The ritual cutting of girls' genitals is practised by some African, Middle Eastern and Asian communities in the belief it prepares them for adulthood or marriage.
FGM poses many health risks to women, including severe bleeding, problems urinating, infections, infertility and increased risk of newborn deaths in childbirth.

The UN General Assembly approved a resolution in December 2012 calling for all member states to ban the practice.

Earlier, Ms Badcock warned that the alleged Isis edict could affect nearly four million women and girls in and around the northern Iraqi city of Mosul.
The UN's resident and humanitarian co-ordinator in Iraq said the practice "is something very new for Iraq... and does need to be addressed".
She was talking to reporters via video link from the Kurdish provincial capital, Irbil.

Jenan Moussa, a correspondent for Dubai-based broadcaster Al AAan TV, said in a tweet that her contacts in Mosul had not heard of the edict.

Isis militants seized Mosul, Iraq's second largest city, in June, and have since taken over areas of the north-west and closed in on cities near Baghdad.
The group forced Christians in Mosul out of the city earlier this week and daubed their houses with the Arabic letter N to mark them out as Christians, apparently confiscating their properties, BBC Arab affairs editor Lina Sinjab says.

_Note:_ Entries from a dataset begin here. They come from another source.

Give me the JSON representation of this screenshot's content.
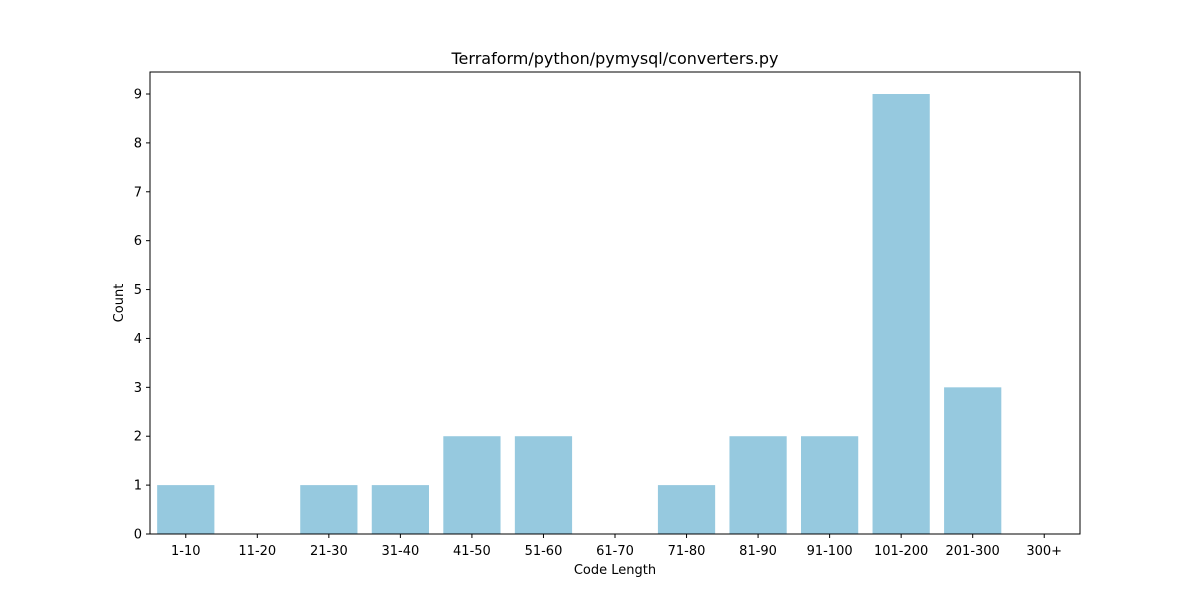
{
  "chart_data": {
    "type": "bar",
    "title": "Terraform/python/pymysql/converters.py",
    "xlabel": "Code Length",
    "ylabel": "Count",
    "categories": [
      "1-10",
      "11-20",
      "21-30",
      "31-40",
      "41-50",
      "51-60",
      "61-70",
      "71-80",
      "81-90",
      "91-100",
      "101-200",
      "201-300",
      "300+"
    ],
    "values": [
      1,
      0,
      1,
      1,
      2,
      2,
      0,
      1,
      2,
      2,
      9,
      3,
      0
    ],
    "ylim": [
      0,
      9.45
    ],
    "yticks": [
      0,
      1,
      2,
      3,
      4,
      5,
      6,
      7,
      8,
      9
    ],
    "grid": false,
    "legend": "none",
    "bar_color": "#96c9df"
  }
}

Ms Badcock said only 20 families from the ancient Christian minority now remain in Mosul, which Isis has taken as the capital of its Islamic state.
Thousands have fled into Kurdish-controlled territory in the north.

Some of the Christians who remained have converted to Islam, while others have opted to stay and pay the "jiyza", the tax imposed by Isis on non-Muslims, the UN official added.
Isis announced last month that it was creating an Islamic caliphate covering the land it holds in Iraq and Syria.